Ein Anordnungsgrund setzt voraus, dass nach dem gegenwärtigen Sach- und Streitstand im Verfahren mehr für einen Leistungsanspruch des Antragstellers als gegen einen solchen Leistungsanspruch spricht. Der bisher erkennbare Sachverhalt dürfte nicht die Voraussetzungen eines Rechtsanspruchs auf Eingliederungshilfe (§§ 53 ff SGB XII) erfüllen, weil die ärztlichen Befunde und der Sozialbericht vom 12.01.2005 der Annahme entgegen stehen, der Antragsteller werde seit Mai 2005 von einer wesentlichen Behinderung bedroht oder eine solche Behinderung sei schon eingetreten; denn der Antragsteller bedarf noch einer medizinischen Behandlung oder Rehabilitation (Entgiftung und Entwöhnung), was von den Leistungsbescheiden der Landesversicherungsanstalt Brandenburg vom 26.01. und 06.07.2005 bestätigt wird. Hingegen ist die Betreuung durch die Übergangseinrichtung des Sozialwerks in M ... als Hilfe zur Überwindung besonderer sozialer Schwierigkeiten nach §§ 67 ff SGB XII durchaus näher in Betracht zu ziehen. Dafür spricht nicht zuletzt der Auflagenbeschluss des Amtsgerichts Senftenberg vom 31.05.2005 (wohl irrtümlich als Urteil bezeichnet) in Gestalt des Änderungsbeschlusses vom 14.06.2005, der die Prüfung eines entsprechenden Hilfebedarfs erleichtert, wenn nicht gar überflüssig macht. Ein Anordnungsanspruch wäre vorliegend wohl zu bejahen.

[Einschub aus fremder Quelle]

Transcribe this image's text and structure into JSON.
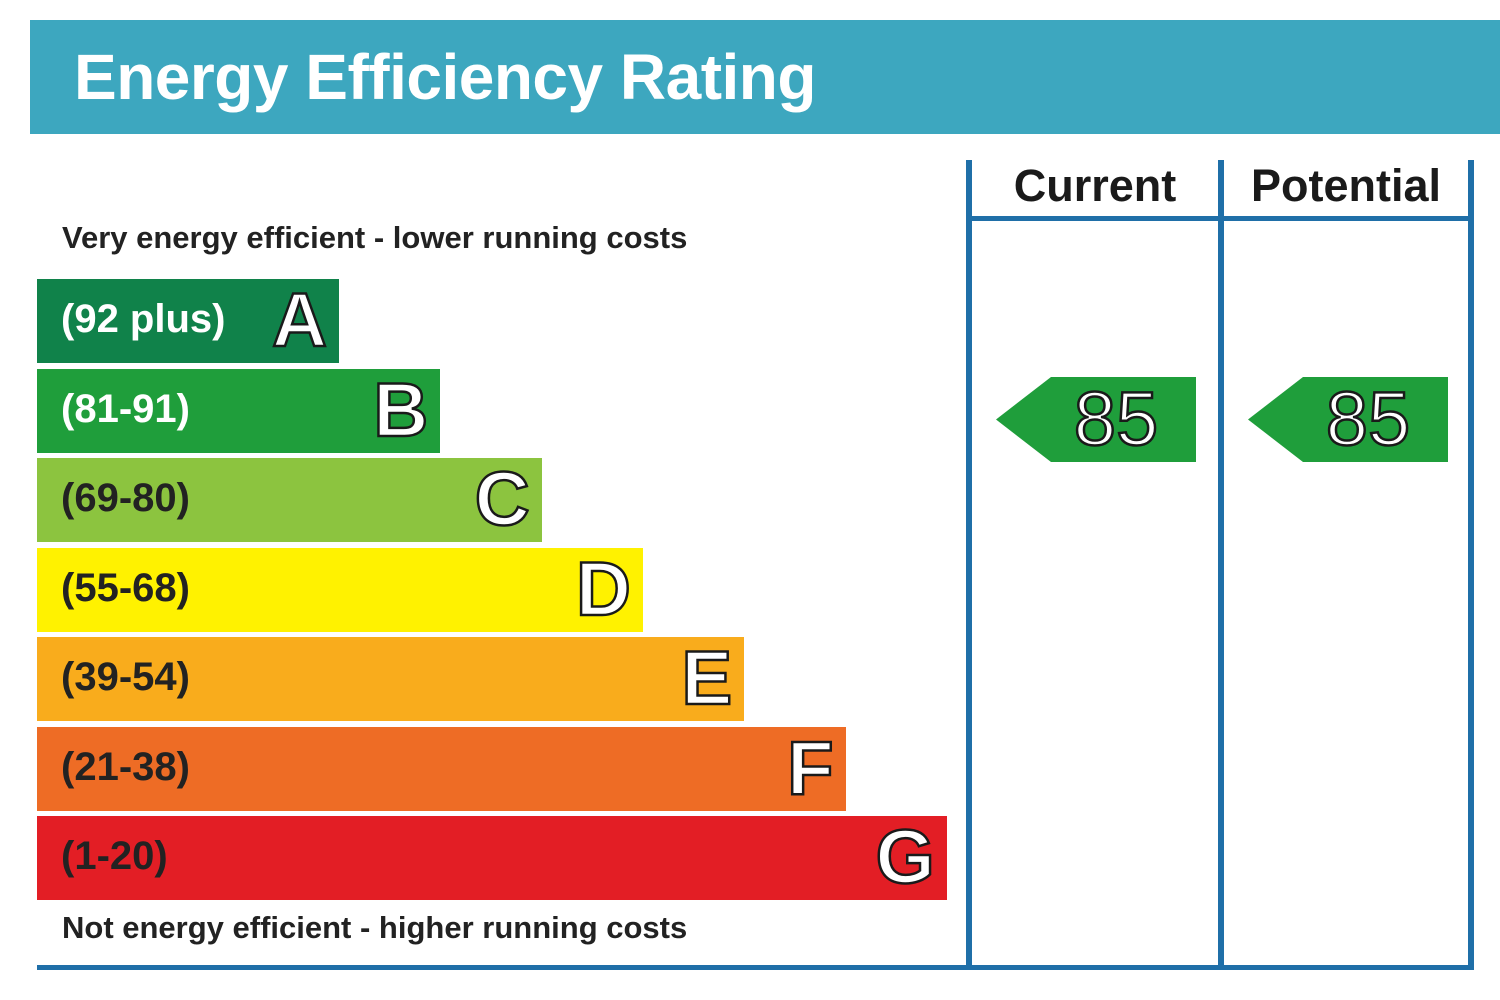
{
  "title": "Energy Efficiency Rating",
  "top_note": "Very energy efficient - lower running costs",
  "bottom_note": "Not energy efficient - higher running costs",
  "columns": {
    "current": "Current",
    "potential": "Potential"
  },
  "colors": {
    "header": "#3da7bf",
    "frame": "#1f6fa8"
  },
  "chart_data": {
    "type": "bar",
    "categories": [
      "A",
      "B",
      "C",
      "D",
      "E",
      "F",
      "G"
    ],
    "bands": [
      {
        "letter": "A",
        "range": "(92 plus)",
        "color": "#10824a",
        "text_color": "#ffffff"
      },
      {
        "letter": "B",
        "range": "(81-91)",
        "color": "#1f9e3b",
        "text_color": "#ffffff"
      },
      {
        "letter": "C",
        "range": "(69-80)",
        "color": "#8cc43f",
        "text_color": "#222222"
      },
      {
        "letter": "D",
        "range": "(55-68)",
        "color": "#fff200",
        "text_color": "#222222"
      },
      {
        "letter": "E",
        "range": "(39-54)",
        "color": "#f9ac1c",
        "text_color": "#222222"
      },
      {
        "letter": "F",
        "range": "(21-38)",
        "color": "#ee6c25",
        "text_color": "#222222"
      },
      {
        "letter": "G",
        "range": "(1-20)",
        "color": "#e31e25",
        "text_color": "#222222"
      }
    ],
    "current": {
      "value": 85,
      "band": "B",
      "color": "#1f9e3b"
    },
    "potential": {
      "value": 85,
      "band": "B",
      "color": "#1f9e3b"
    }
  }
}
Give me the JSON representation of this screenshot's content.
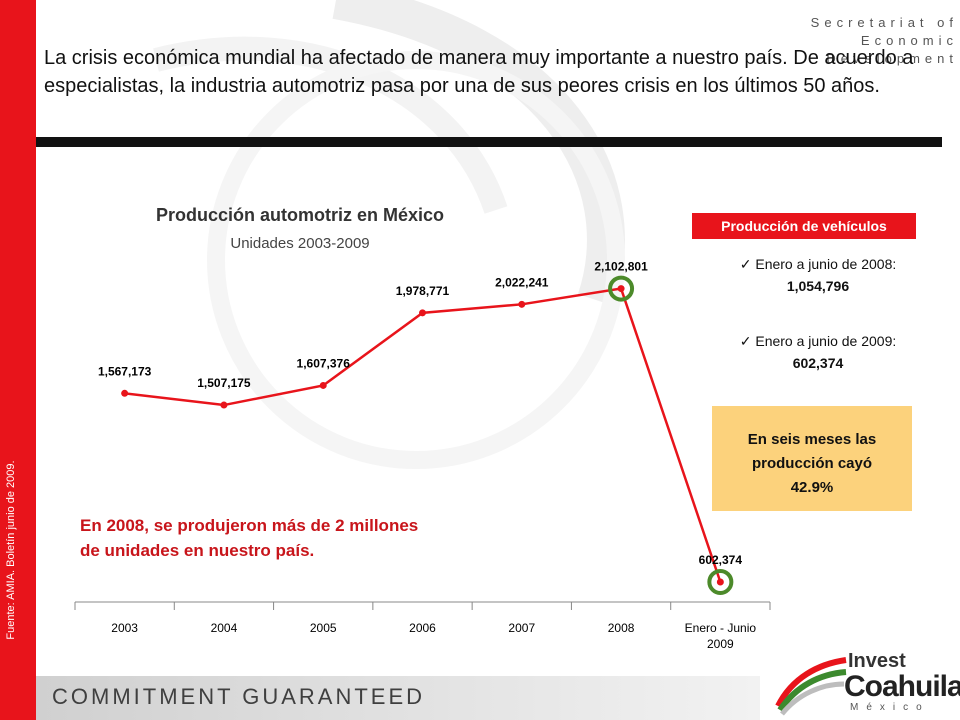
{
  "header": {
    "org_line1": "Secretariat of Economic",
    "org_line2": "Development",
    "headline": "La crisis económica mundial ha afectado de manera muy importante a nuestro país. De acuerdo a especialistas, la industria automotriz pasa por una de sus peores crisis en los últimos 50 años."
  },
  "source_note": "Fuente: AMIA. Boletín junio de 2009.",
  "chart_data": {
    "type": "line",
    "title": "Producción automotriz en México",
    "subtitle": "Unidades 2003-2009",
    "xlabel": "",
    "ylabel": "",
    "categories": [
      "2003",
      "2004",
      "2005",
      "2006",
      "2007",
      "2008",
      "Enero - Junio 2009"
    ],
    "series": [
      {
        "name": "Producción automotriz",
        "values": [
          1567173,
          1507175,
          1607376,
          1978771,
          2022241,
          2102801,
          602374
        ]
      }
    ],
    "data_labels": [
      "1,567,173",
      "1,507,175",
      "1,607,376",
      "1,978,771",
      "2,022,241",
      "2,102,801",
      "602,374"
    ],
    "highlighted": [
      "2008",
      "Enero - Junio 2009"
    ],
    "ylim": [
      500000,
      2300000
    ],
    "grid": false,
    "series_color": "#e8141b",
    "highlight_color": "#4c8a2a"
  },
  "panel": {
    "badge": "Producción de vehículos",
    "stats": [
      {
        "label": "Enero a junio de 2008:",
        "value": "1,054,796"
      },
      {
        "label": "Enero a junio de 2009:",
        "value": "602,374"
      }
    ],
    "note_line1": "En seis meses las",
    "note_line2": "producción cayó",
    "note_line3": "42.9%"
  },
  "callout_line1": "En 2008, se produjeron más de 2 millones",
  "callout_line2": "de unidades en nuestro país.",
  "footer": {
    "slogan": "COMMITMENT GUARANTEED",
    "logo_word1": "Invest",
    "logo_word2": "Coahuila",
    "logo_word3": "México"
  },
  "colors": {
    "accent_red": "#e8141b",
    "note_bg": "#fcd27c",
    "circle_green": "#4c8a2a"
  }
}
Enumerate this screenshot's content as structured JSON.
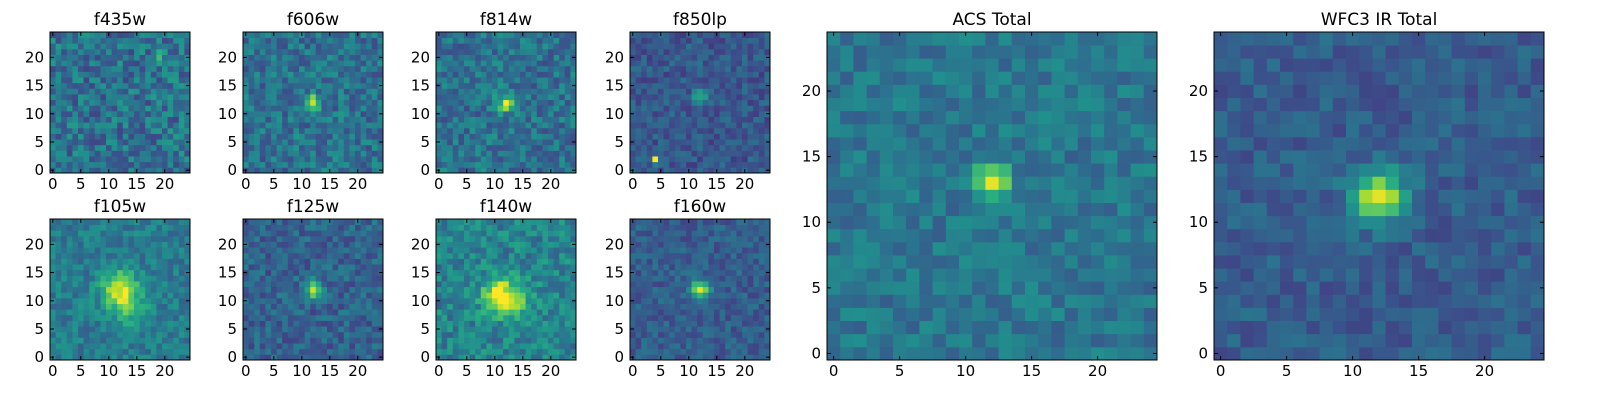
{
  "chart_data": [
    {
      "type": "heatmap",
      "title": "f435w",
      "grid": "25x25 pixels",
      "colormap": "viridis",
      "xlim": [
        0,
        24
      ],
      "ylim": [
        0,
        24
      ],
      "xticks": [
        0,
        5,
        10,
        15,
        20
      ],
      "yticks": [
        0,
        5,
        10,
        15,
        20
      ],
      "peak": {
        "x": 19,
        "y": 20
      },
      "note": "noise dominated, faint peak near (19,20)"
    },
    {
      "type": "heatmap",
      "title": "f606w",
      "grid": "25x25 pixels",
      "colormap": "viridis",
      "xlim": [
        0,
        24
      ],
      "ylim": [
        0,
        24
      ],
      "xticks": [
        0,
        5,
        10,
        15,
        20
      ],
      "yticks": [
        0,
        5,
        10,
        15,
        20
      ],
      "peak": {
        "x": 12,
        "y": 12
      }
    },
    {
      "type": "heatmap",
      "title": "f814w",
      "grid": "25x25 pixels",
      "colormap": "viridis",
      "xlim": [
        0,
        24
      ],
      "ylim": [
        0,
        24
      ],
      "xticks": [
        0,
        5,
        10,
        15,
        20
      ],
      "yticks": [
        0,
        5,
        10,
        15,
        20
      ],
      "peak": {
        "x": 12,
        "y": 12
      }
    },
    {
      "type": "heatmap",
      "title": "f850lp",
      "grid": "25x25 pixels",
      "colormap": "viridis",
      "xlim": [
        0,
        24
      ],
      "ylim": [
        0,
        24
      ],
      "xticks": [
        0,
        5,
        10,
        15,
        20
      ],
      "yticks": [
        0,
        5,
        10,
        15,
        20
      ],
      "peak": {
        "x": 4,
        "y": 2
      },
      "note": "hot pixel near (4,2), faint source near (12,13)"
    },
    {
      "type": "heatmap",
      "title": "f105w",
      "grid": "25x25 pixels",
      "colormap": "viridis",
      "xlim": [
        0,
        24
      ],
      "ylim": [
        0,
        24
      ],
      "xticks": [
        0,
        5,
        10,
        15,
        20
      ],
      "yticks": [
        0,
        5,
        10,
        15,
        20
      ],
      "peak": {
        "x": 12,
        "y": 12
      }
    },
    {
      "type": "heatmap",
      "title": "f125w",
      "grid": "25x25 pixels",
      "colormap": "viridis",
      "xlim": [
        0,
        24
      ],
      "ylim": [
        0,
        24
      ],
      "xticks": [
        0,
        5,
        10,
        15,
        20
      ],
      "yticks": [
        0,
        5,
        10,
        15,
        20
      ],
      "peak": {
        "x": 12,
        "y": 12
      }
    },
    {
      "type": "heatmap",
      "title": "f140w",
      "grid": "25x25 pixels",
      "colormap": "viridis",
      "xlim": [
        0,
        24
      ],
      "ylim": [
        0,
        24
      ],
      "xticks": [
        0,
        5,
        10,
        15,
        20
      ],
      "yticks": [
        0,
        5,
        10,
        15,
        20
      ],
      "peak": {
        "x": 11,
        "y": 11
      }
    },
    {
      "type": "heatmap",
      "title": "f160w",
      "grid": "25x25 pixels",
      "colormap": "viridis",
      "xlim": [
        0,
        24
      ],
      "ylim": [
        0,
        24
      ],
      "xticks": [
        0,
        5,
        10,
        15,
        20
      ],
      "yticks": [
        0,
        5,
        10,
        15,
        20
      ],
      "peak": {
        "x": 12,
        "y": 12
      }
    },
    {
      "type": "heatmap",
      "title": "ACS Total",
      "grid": "25x25 pixels",
      "colormap": "viridis",
      "xlim": [
        0,
        24
      ],
      "ylim": [
        0,
        24
      ],
      "xticks": [
        0,
        5,
        10,
        15,
        20
      ],
      "yticks": [
        0,
        5,
        10,
        15,
        20
      ],
      "peak": {
        "x": 12,
        "y": 13
      }
    },
    {
      "type": "heatmap",
      "title": "WFC3 IR Total",
      "grid": "25x25 pixels",
      "colormap": "viridis",
      "xlim": [
        0,
        24
      ],
      "ylim": [
        0,
        24
      ],
      "xticks": [
        0,
        5,
        10,
        15,
        20
      ],
      "yticks": [
        0,
        5,
        10,
        15,
        20
      ],
      "peak": {
        "x": 12,
        "y": 12
      }
    }
  ],
  "colors": {
    "viridis_low": "#440154",
    "viridis_mid": "#21918c",
    "viridis_high": "#fde725"
  }
}
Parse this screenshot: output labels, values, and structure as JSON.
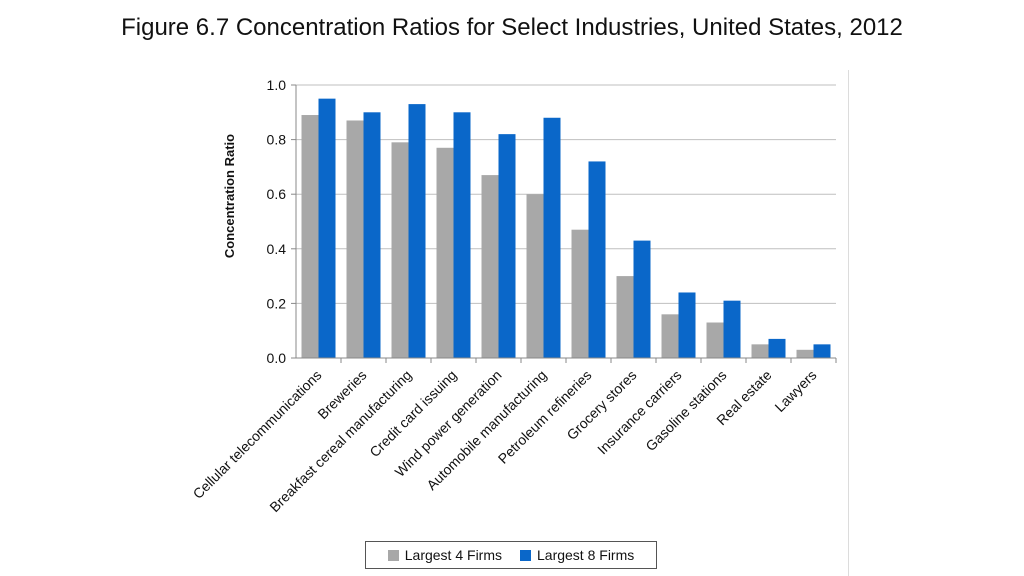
{
  "header": {
    "title": "Figure 6.7  Concentration Ratios for Select Industries, United States, 2012"
  },
  "colors": {
    "largest4": "#a8a8a8",
    "largest8": "#0a67c9",
    "grid": "#bfbfbf",
    "axis": "#888888"
  },
  "legend": {
    "items": [
      {
        "label": "Largest 4 Firms",
        "color": "#a8a8a8"
      },
      {
        "label": "Largest 8 Firms",
        "color": "#0a67c9"
      }
    ]
  },
  "chart_data": {
    "type": "bar",
    "title": "Figure 6.7  Concentration Ratios for Select Industries, United States, 2012",
    "xlabel": "",
    "ylabel": "Concentration Ratio",
    "ylim": [
      0,
      1.0
    ],
    "yticks": [
      "0.0",
      "0.2",
      "0.4",
      "0.6",
      "0.8",
      "1.0"
    ],
    "grid": true,
    "legend_position": "bottom",
    "categories": [
      "Cellular telecommunications",
      "Breweries",
      "Breakfast cereal manufacturing",
      "Credit card issuing",
      "Wind power generation",
      "Automobile manufacturing",
      "Petroleum refineries",
      "Grocery stores",
      "Insurance carriers",
      "Gasoline stations",
      "Real estate",
      "Lawyers"
    ],
    "series": [
      {
        "name": "Largest 4 Firms",
        "values": [
          0.89,
          0.87,
          0.79,
          0.77,
          0.67,
          0.6,
          0.47,
          0.3,
          0.16,
          0.13,
          0.05,
          0.03
        ]
      },
      {
        "name": "Largest 8 Firms",
        "values": [
          0.95,
          0.9,
          0.93,
          0.9,
          0.82,
          0.88,
          0.72,
          0.43,
          0.24,
          0.21,
          0.07,
          0.05
        ]
      }
    ]
  }
}
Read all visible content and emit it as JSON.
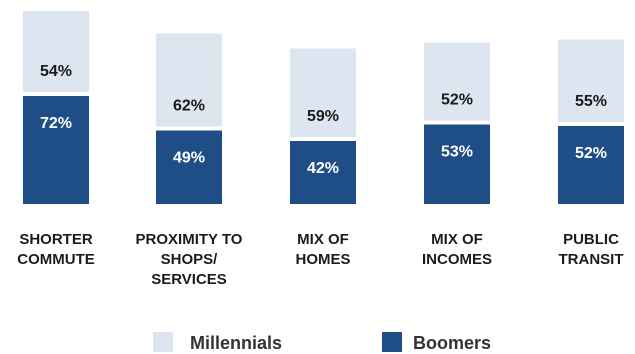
{
  "chart_data": {
    "type": "bar",
    "stacked": true,
    "categories": [
      "SHORTER\nCOMMUTE",
      "PROXIMITY TO\nSHOPS/\nSERVICES",
      "MIX OF\nHOMES",
      "MIX OF\nINCOMES",
      "PUBLIC\nTRANSIT"
    ],
    "series": [
      {
        "name": "Boomers",
        "values": [
          72,
          49,
          42,
          53,
          52
        ],
        "labels": [
          "72%",
          "49%",
          "42%",
          "53%",
          "52%"
        ],
        "color": "#1f4e87"
      },
      {
        "name": "Millennials",
        "values": [
          54,
          62,
          59,
          52,
          55
        ],
        "labels": [
          "54%",
          "62%",
          "59%",
          "52%",
          "55%"
        ],
        "color": "#dde5f1"
      }
    ],
    "legend": {
      "position": "bottom",
      "order": [
        "Millennials",
        "Boomers"
      ]
    },
    "grid": false
  }
}
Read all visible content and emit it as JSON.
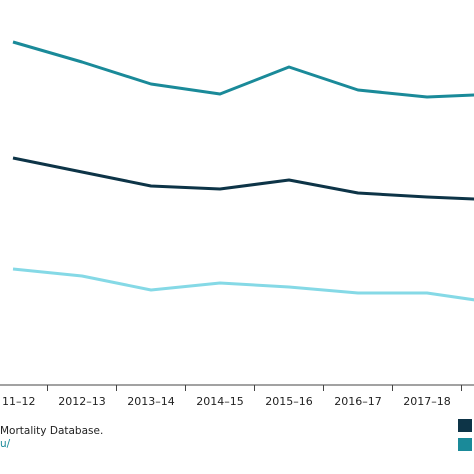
{
  "chart_data": {
    "type": "line",
    "categories": [
      "11–12",
      "2012–13",
      "2013–14",
      "2014–15",
      "2015–16",
      "2016–17",
      "2017–18",
      null
    ],
    "series": [
      {
        "color": "#1a8a99",
        "values": [
          343,
          323,
          301,
          291,
          318,
          295,
          288,
          291
        ]
      },
      {
        "color": "#0d3447",
        "values": [
          227,
          213,
          199,
          196,
          205,
          192,
          188,
          185
        ]
      },
      {
        "color": "#85d9e6",
        "values": [
          116,
          109,
          95,
          102,
          98,
          92,
          92,
          82
        ]
      }
    ],
    "ylim": [
      0,
      385
    ],
    "source_lines": [
      "Mortality Database.",
      "u/"
    ]
  }
}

Allerdings liegt kein Anordnungsgrund vor. Wesentliche Nachteile für den Antragsteller sind nicht zu befürchten, wenn die Beantwortung der Kostenfrage dem noch ausstehenden Widerspruchsbescheid oder einer (gerichtlichen) Hauptsacheentscheidung überlassen bliebe. Selbst dann, wenn das Sozialwerk unter betriebswirtschaftlichem Zwang den Antragsteller alsbald aus der Übergangseinrichtung in M ... entließe, wofür es zur Zeit keine hinreichenden Anhaltspunkte gibt, wäre eine unmittelbar anschließende stationäre medizinische Rehabilitation/Behandlung allem Anschein nach gesichert. Es ist nicht davon auszugehen, dass die konkrete Gefahr besteht, der Antragsteller werde entgegen der Auflage des Amtsgerichts Senftenberg nach Entlassung aus der Übergangseinrichtung in M ... in das gefährdende Milleu seines Wohnortes (V ...) zurückkehren müssen. Dieser Gefahr stünde auch die Fürsorge- und Leistungspflicht des Antragsgegners (§§ 67 ff SGB XII) entgegen. Die finanziellen Gesichtspunkte der inzwischen aufgelaufenen Kosten des Sozialwerks bedeuten keine wesentlichen Nachteile des Antragstellers.

Wegen Fehlens eines Anordnungsgrundes, wie ausgeführt, ist der Anordnungsantrag, wie geschehen, abzulehnen.

Die Kostenentscheidung folgt aus § 193 Abs. 1 SGG.